With artificial intelligence (AI) making inroads in drug development, federal regulators must set ground rules that can evolve as quickly as the technology itself, according to Tala Fakhouri, associate director for policy analysis at the Food and Drug Administration (FDA).
“It is our role to be responsive to how the emerging technology is being used. And this is why having static regulations generally doesn’t work,” Fakhouri said at a Dec. 3 session on AI in drug development at the 2023 Midyear Clinical Meeting & Exhibition in Anaheim, California. “That’s why this continuous dialogue with industry is very important when it comes to emerging technologies.”
An Oct. 30 executive order by President Joe Biden instructed federal agencies to develop within a year regulations and standards for AI across different industries. In healthcare, the past decade has been marked by a rapid expansion of AI and machine learning (ML), a subset of AI that gives computers the ability to learn without being programmed.
That can be seen already in practices, where physicians, for example, use technology that records conversations and takes doctors’ notes, said Fakhouri. And it can be seen in medical research. The number of medical studies incorporating AI grew from 4,725 published articles in 2017 to 12,500 in 2019, according to data presented in the session.
AI/ML is still in its early stages in drug development, but drugmakers are making big bets on it. Johnson & Johnson, for example, has hired 6,000 data scientists and digital specialists and pumped hundreds of millions of dollars into their work, including using machines to analyze huge health-record datasets, The Wall Street Journal reported last week.
The FDA’s Center for Devices and Radiological Health, which Fakhouri said is leading the way in crafting AI regulations, has approved 500 medical devices using AI/ML, nearly all of them in the last four years.
“It’s happening, it’s a reality,” she said. “What’s important right now is for all of us in the healthcare setting to make sure it’s being used in a responsible way.”
AI has potential uses across the drug development landscape, from discovery (drug target identification and compound screening) to clinical research (recruitment and data collection) to manufacturing and postmarket safety monitoring.
Seven months ago, the FDA published a discussion paper on AI/ML, noting that it sees substantial benefits for drug development, including helping to bring safe and effective drugs to market much more quickly; improving the quality of manufacturing; and developing novel drugs and personalized treatment approaches.

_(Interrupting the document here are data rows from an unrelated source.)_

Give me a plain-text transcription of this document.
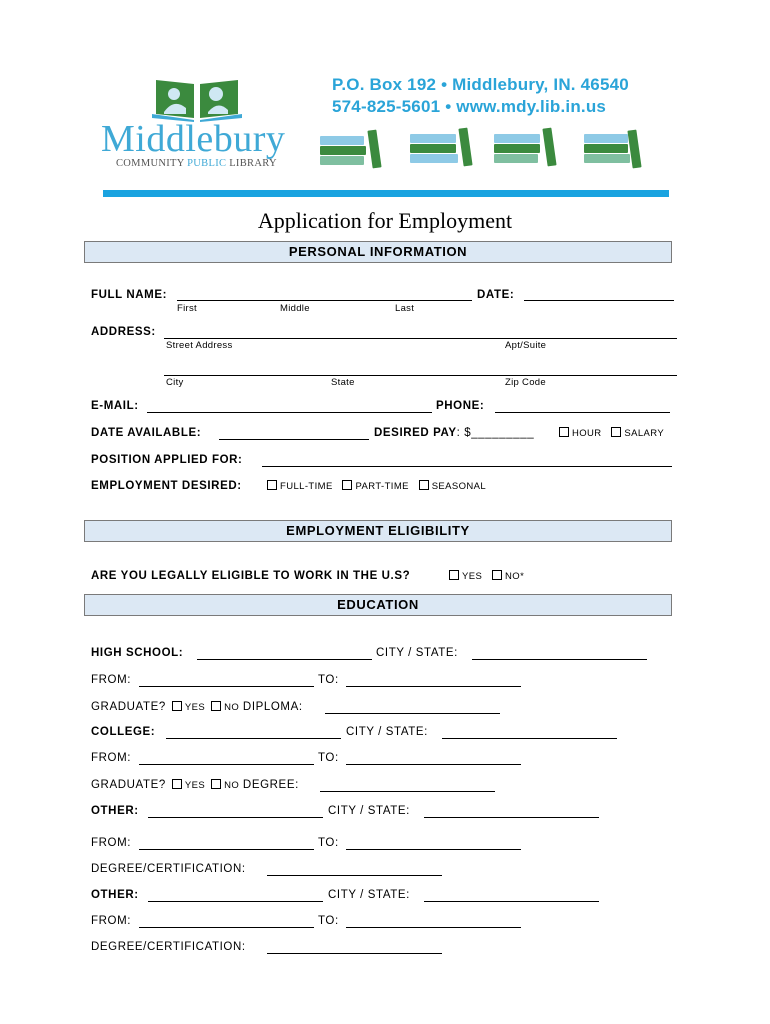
Middlebury
COMMUNITY PUBLIC LIBRARY
P.O. Box 192 • Middlebury, IN. 46540
574-825-5601 • www.mdy.lib.in.us
Application for Employment
PERSONAL INFORMATION
FULL NAME:	DATE:
First	Middle	Last
ADDRESS:
Street Address	Apt/Suite
City	State	Zip Code
E-MAIL:	PHONE:
DATE AVAILABLE:	DESIRED PAY: $_________	HOUR SALARY
POSITION APPLIED FOR:
EMPLOYMENT DESIRED:	FULL-TIME PART-TIME SEASONAL
EMPLOYMENT ELIGIBILITY
ARE YOU LEGALLY ELIGIBLE TO WORK IN THE U.S?	YES NO*
EDUCATION
HIGH SCHOOL:	CITY / STATE:
FROM:	TO:
GRADUATE? YES NO DIPLOMA:
COLLEGE:	CITY / STATE:
FROM:	TO:
GRADUATE? YES NO DEGREE:
OTHER:	CITY / STATE:
FROM:	TO:
DEGREE/CERTIFICATION:
OTHER:	CITY / STATE:
FROM:	TO:
DEGREE/CERTIFICATION:
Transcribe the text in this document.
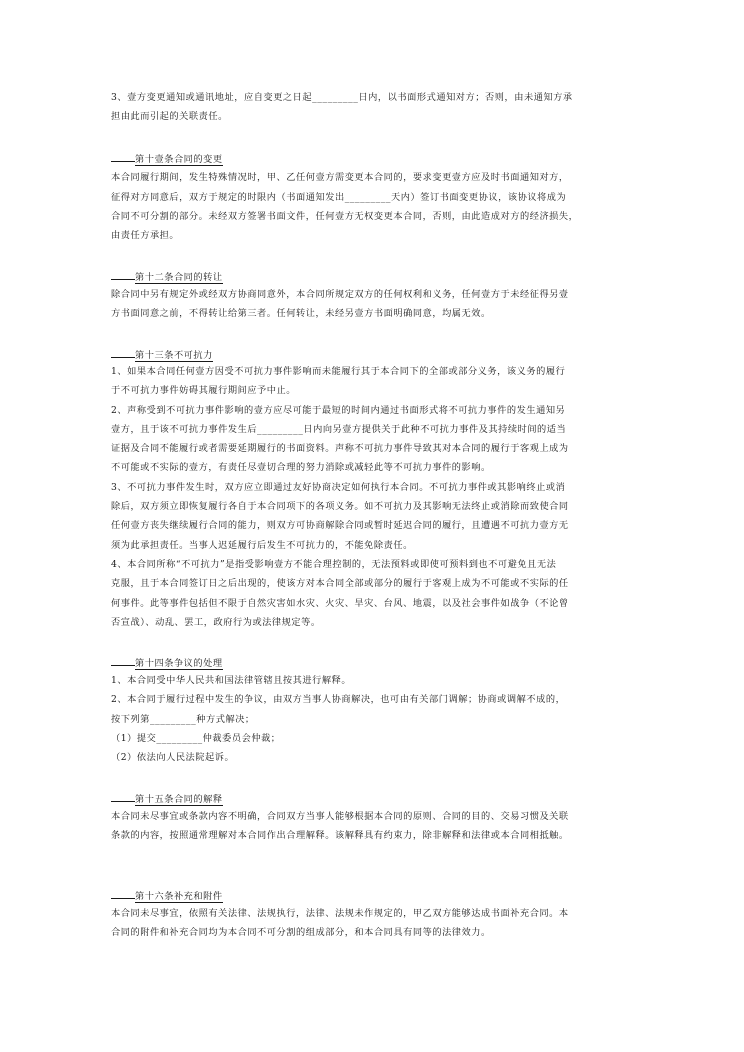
3、壹方变更通知或通讯地址，应自变更之日起_________日内，以书面形式通知对方；否则，由未通知方承
担由此而引起的关联责任。
第十壹条合同的变更
本合同履行期间，发生特殊情况时，甲、乙任何壹方需变更本合同的，要求变更壹方应及时书面通知对方，
征得对方同意后，双方于规定的时限内（书面通知发出_________天内）签订书面变更协议，该协议将成为
合同不可分割的部分。未经双方签署书面文件，任何壹方无权变更本合同，否则，由此造成对方的经济损失，
由责任方承担。
第十二条合同的转让
除合同中另有规定外或经双方协商同意外，本合同所规定双方的任何权利和义务，任何壹方于未经征得另壹
方书面同意之前，不得转让给第三者。任何转让，未经另壹方书面明确同意，均属无效。
第十三条不可抗力
1、如果本合同任何壹方因受不可抗力事件影响而未能履行其于本合同下的全部或部分义务，该义务的履行
于不可抗力事件妨碍其履行期间应予中止。
2、声称受到不可抗力事件影响的壹方应尽可能于最短的时间内通过书面形式将不可抗力事件的发生通知另
壹方，且于该不可抗力事件发生后_________日内向另壹方提供关于此种不可抗力事件及其持续时间的适当
证据及合同不能履行或者需要延期履行的书面资料。声称不可抗力事件导致其对本合同的履行于客观上成为
不可能或不实际的壹方，有责任尽壹切合理的努力消除或减轻此等不可抗力事件的影响。
3、不可抗力事件发生时，双方应立即通过友好协商决定如何执行本合同。不可抗力事件或其影响终止或消
除后，双方须立即恢复履行各自于本合同项下的各项义务。如不可抗力及其影响无法终止或消除而致使合同
任何壹方丧失继续履行合同的能力，则双方可协商解除合同或暂时延迟合同的履行，且遭遇不可抗力壹方无
须为此承担责任。当事人迟延履行后发生不可抗力的，不能免除责任。
4、本合同所称“不可抗力”是指受影响壹方不能合理控制的，无法预料或即使可预料到也不可避免且无法
克服，且于本合同签订日之后出现的，使该方对本合同全部或部分的履行于客观上成为不可能或不实际的任
何事件。此等事件包括但不限于自然灾害如水灾、火灾、旱灾、台风、地震，以及社会事件如战争（不论曾
否宣战）、动乱、罢工，政府行为或法律规定等。
第十四条争议的处理
1、本合同受中华人民共和国法律管辖且按其进行解释。
2、本合同于履行过程中发生的争议，由双方当事人协商解决，也可由有关部门调解；协商或调解不成的，
按下列第_________种方式解决；
（1）提交_________仲裁委员会仲裁；
（2）依法向人民法院起诉。
第十五条合同的解释
本合同未尽事宜或条款内容不明确，合同双方当事人能够根据本合同的原则、合同的目的、交易习惯及关联
条款的内容，按照通常理解对本合同作出合理解释。该解释具有约束力，除非解释和法律或本合同相抵触。
第十六条补充和附件
本合同未尽事宜，依照有关法律、法规执行，法律、法规未作规定的，甲乙双方能够达成书面补充合同。本
合同的附件和补充合同均为本合同不可分割的组成部分，和本合同具有同等的法律效力。
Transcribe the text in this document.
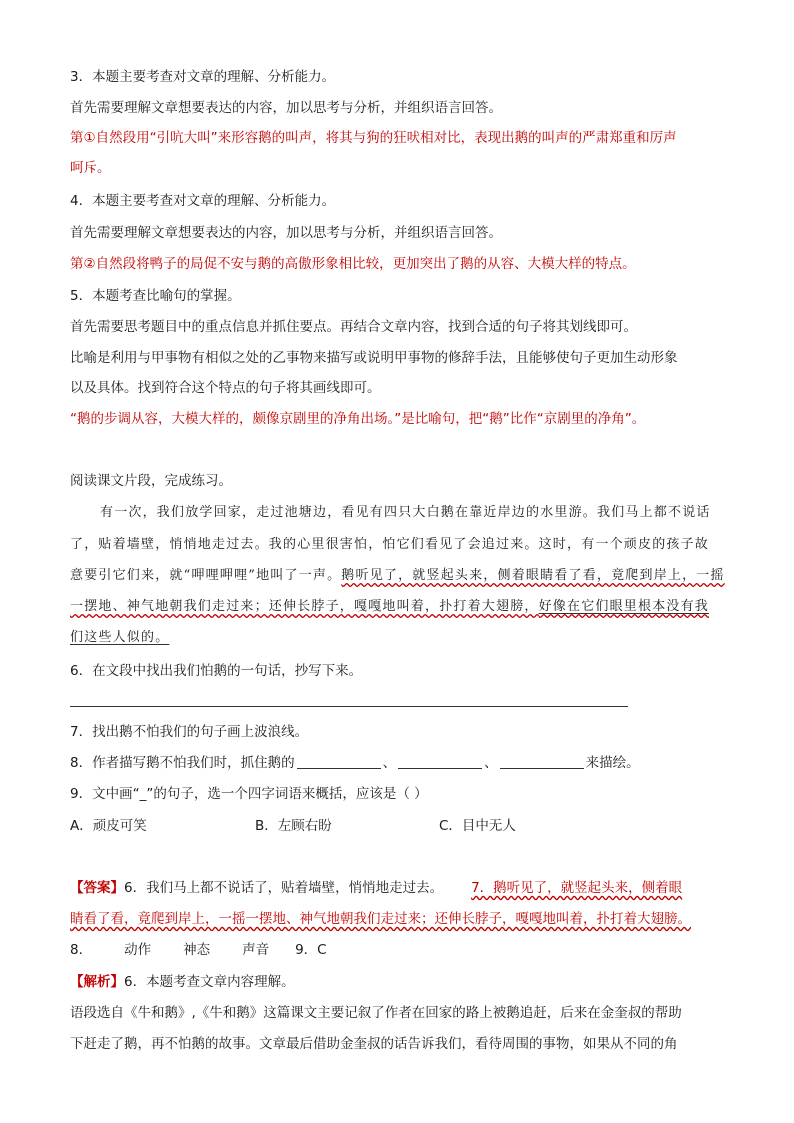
3．本题主要考查对文章的理解、分析能力。
首先需要理解文章想要表达的内容，加以思考与分析，并组织语言回答。
第①自然段用“引吭大叫”来形容鹅的叫声，将其与狗的狂吠相对比，表现出鹅的叫声的严肃郑重和厉声
呵斥。
4．本题主要考查对文章的理解、分析能力。
首先需要理解文章想要表达的内容，加以思考与分析，并组织语言回答。
第②自然段将鸭子的局促不安与鹅的高傲形象相比较，更加突出了鹅的从容、大模大样的特点。
5．本题考查比喻句的掌握。
首先需要思考题目中的重点信息并抓住要点。再结合文章内容，找到合适的句子将其划线即可。
比喻是利用与甲事物有相似之处的乙事物来描写或说明甲事物的修辞手法，且能够使句子更加生动形象
以及具体。找到符合这个特点的句子将其画线即可。
“鹅的步调从容，大模大样的，颇像京剧里的净角出场。”是比喻句，把“鹅”比作“京剧里的净角”。
阅读课文片段，完成练习。
有一次，我们放学回家，走过池塘边，看见有四只大白鹅在靠近岸边的水里游。我们马上都不说话
了，贴着墙壁，悄悄地走过去。我的心里很害怕，怕它们看见了会追过来。这时，有一个顽皮的孩子故
意要引它们来，就“呷哩呷哩”地叫了一声。鹅听见了，就竖起头来，侧着眼睛看了看，竟爬到岸上，一摇
一摆地、神气地朝我们走过来；还伸长脖子，嘎嘎地叫着，扑打着大翅膀，好像在它们眼里根本没有我
们这些人似的。
6．在文段中找出我们怕鹅的一句话，抄写下来。
7．找出鹅不怕我们的句子画上波浪线。
8．作者描写鹅不怕我们时，抓住鹅的	、	、	来描绘。
9．文中画“_”的句子，选一个四字词语来概括，应该是（ ）
A．顽皮可笑	B．左顾右盼	C．目中无人
【答案】6．我们马上都不说话了，贴着墙壁，悄悄地走过去。 7．鹅听见了，就竖起头来，侧着眼
睛看了看，竟爬到岸上，一摇一摆地、神气地朝我们走过来；还伸长脖子，嘎嘎地叫着，扑打着大翅膀。
8． 动作 神态 声音 9．C
【解析】6．本题考查文章内容理解。
语段选自《牛和鹅》,《牛和鹅》这篇课文主要记叙了作者在回家的路上被鹅追赶，后来在金奎叔的帮助
下赶走了鹅，再不怕鹅的故事。文章最后借助金奎叔的话告诉我们，看待周围的事物，如果从不同的角
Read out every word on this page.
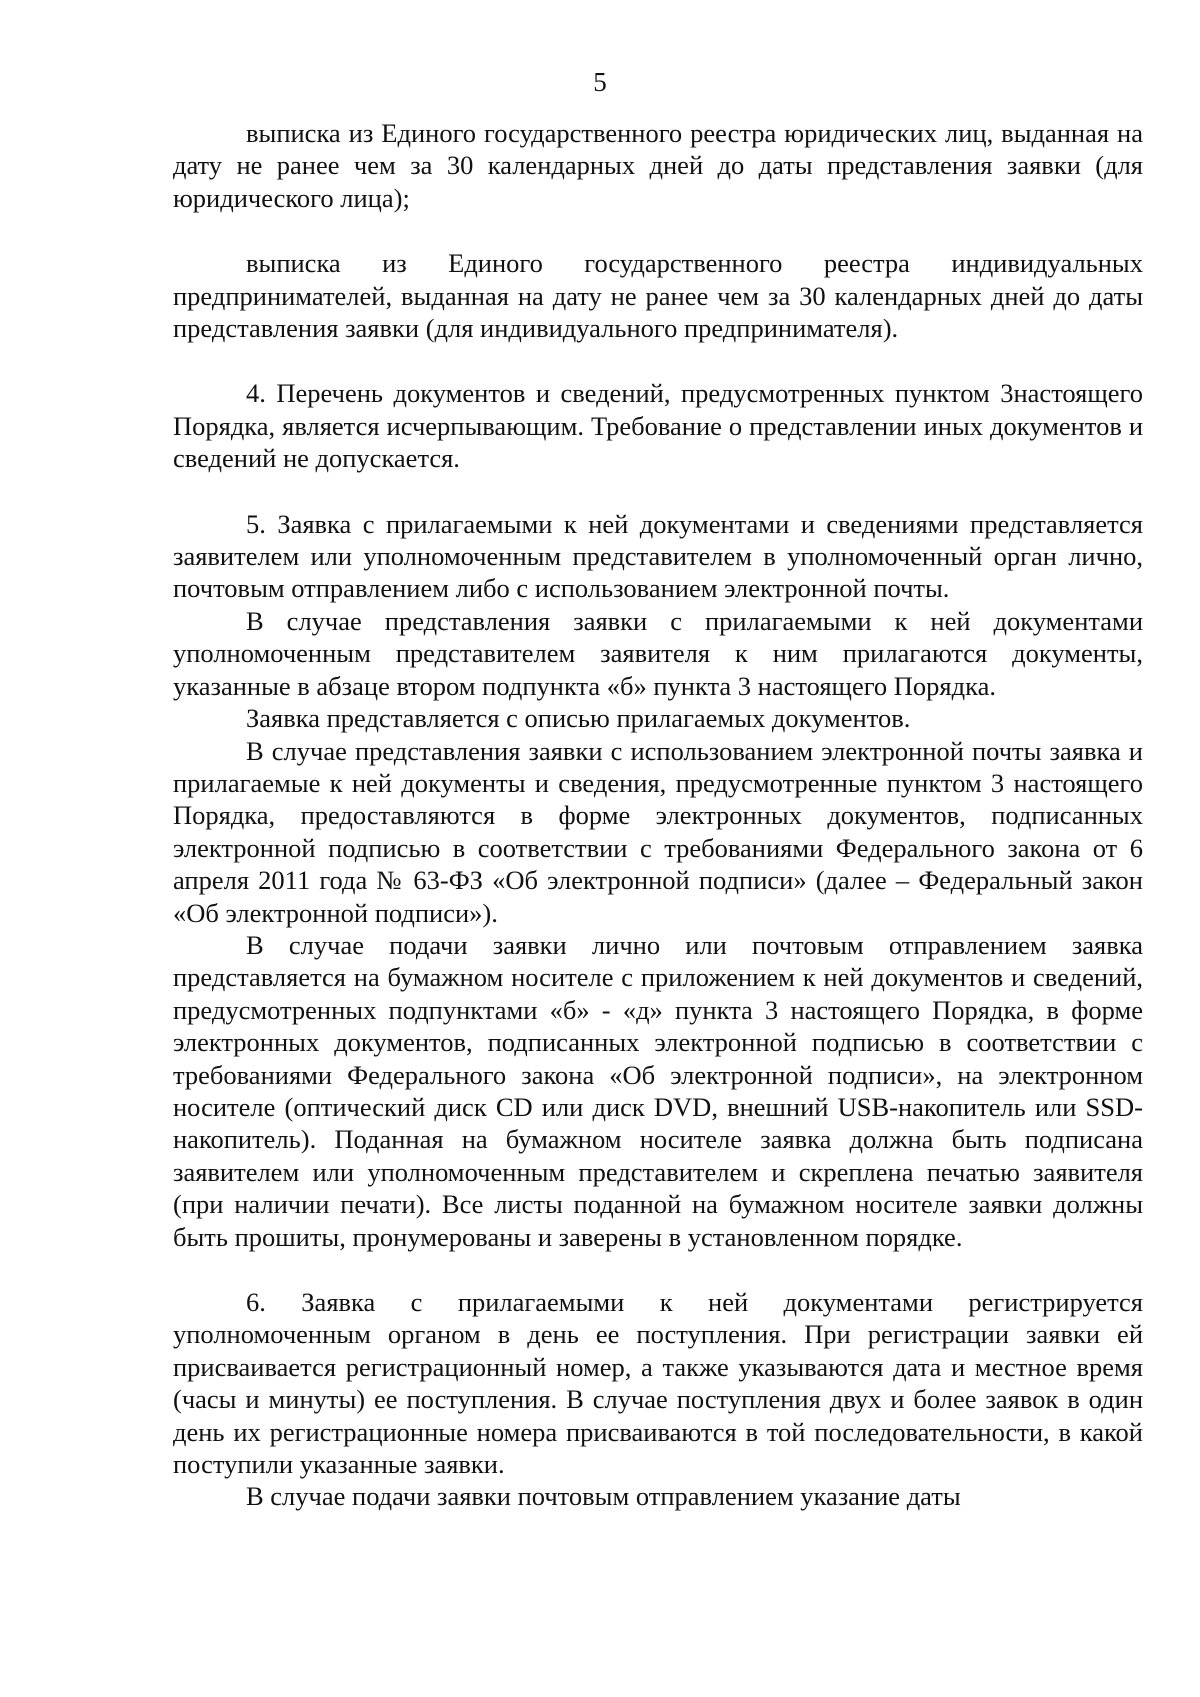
5

выписка из Единого государственного реестра юридических лиц, выданная на дату не ранее чем за 30 календарных дней до даты представления заявки (для юридического лица);

выписка из Единого государственного реестра индивидуальных предпринимателей, выданная на дату не ранее чем за 30 календарных дней до даты представления заявки (для индивидуального предпринимателя).

4. Перечень документов и сведений, предусмотренных пунктом 3настоящего Порядка, является исчерпывающим. Требование о представлении иных документов и сведений не допускается.

5. Заявка с прилагаемыми к ней документами и сведениями представляется заявителем или уполномоченным представителем в уполномоченный орган лично, почтовым отправлением либо с использованием электронной почты.

В случае представления заявки с прилагаемыми к ней документами уполномоченным представителем заявителя к ним прилагаются документы, указанные в абзаце втором подпункта «б» пункта 3 настоящего Порядка.

Заявка представляется с описью прилагаемых документов.

В случае представления заявки с использованием электронной почты заявка и прилагаемые к ней документы и сведения, предусмотренные пунктом 3 настоящего Порядка, предоставляются в форме электронных документов, подписанных электронной подписью в соответствии с требованиями Федерального закона от 6 апреля 2011 года № 63-ФЗ «Об электронной подписи» (далее – Федеральный закон «Об электронной подписи»).

В случае подачи заявки лично или почтовым отправлением заявка представляется на бумажном носителе с приложением к ней документов и сведений, предусмотренных подпунктами «б» - «д» пункта 3 настоящего Порядка, в форме электронных документов, подписанных электронной подписью в соответствии с требованиями Федерального закона «Об электронной подписи», на электронном носителе (оптический диск CD или диск DVD, внешний USB-накопитель или SSD-накопитель). Поданная на бумажном носителе заявка должна быть подписана заявителем или уполномоченным представителем и скреплена печатью заявителя (при наличии печати). Все листы поданной на бумажном носителе заявки должны быть прошиты, пронумерованы и заверены в установленном порядке.

6. Заявка с прилагаемыми к ней документами регистрируется уполномоченным органом в день ее поступления. При регистрации заявки ей присваивается регистрационный номер, а также указываются дата и местное время (часы и минуты) ее поступления. В случае поступления двух и более заявок в один день их регистрационные номера присваиваются в той последовательности, в какой поступили указанные заявки.

В случае подачи заявки почтовым отправлением указание даты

In clinical research, AI/ML is already being used to analyze data from both clinical trials and observational studies to make inferences about the safety and effectiveness of a drug, according to the FDA. Innovations are also underway to connect patients to trials for investigational treatments by mining data, including clinical trial databases, social media, and medical literature.
Submissions to the FDA from 2016 to 2021 included AI/ML applications to perform a variety of tasks, including enhancing clinical trial design, optimizing dosages, and enhancing adherence to drug regimens, according to an analysis published in April in Clinical Pharmacology & Therapeutics.
But there are risks and shortcomings associated with such innovations, including a scarcity of high-quality datasets, opacity of the algorithms, and data privacy and security, said Fakhouri.
Black box algorithms, for example, pose a particularly difficult problem in healthcare. “If an algorithm is telling a clinician to do A versus B, the clinician wants to know why it told them to do A,” she said. “There has to be some medical knowledge involved in knowing why it came out to that specific decision.”
More than 65 institutions submitted comments to the FDA following the release of the discussion paper. Institutions wanted to know the details of FDA’s proposed oversight. Some of them also called for the establishment of public–private partnerships to advance the creation and sharing of machine-readable data sets for drug development.
During the Q&A session, an audience member pointed out that a current lack of robust data on specific drugs can cause algorithms to produce nonsensical results. Fakhouri said that’s why the human element remains so critical.
“This is one of the challenges, the data-driven nature of these algorithms where you could get someone’s horoscope being associated with a drug working or not working,” she said. “This is why we keep emphasizing human-AI teams, multidisciplinary teams. The hope is that the clinician interference provides some data that could then be used to retrain the models."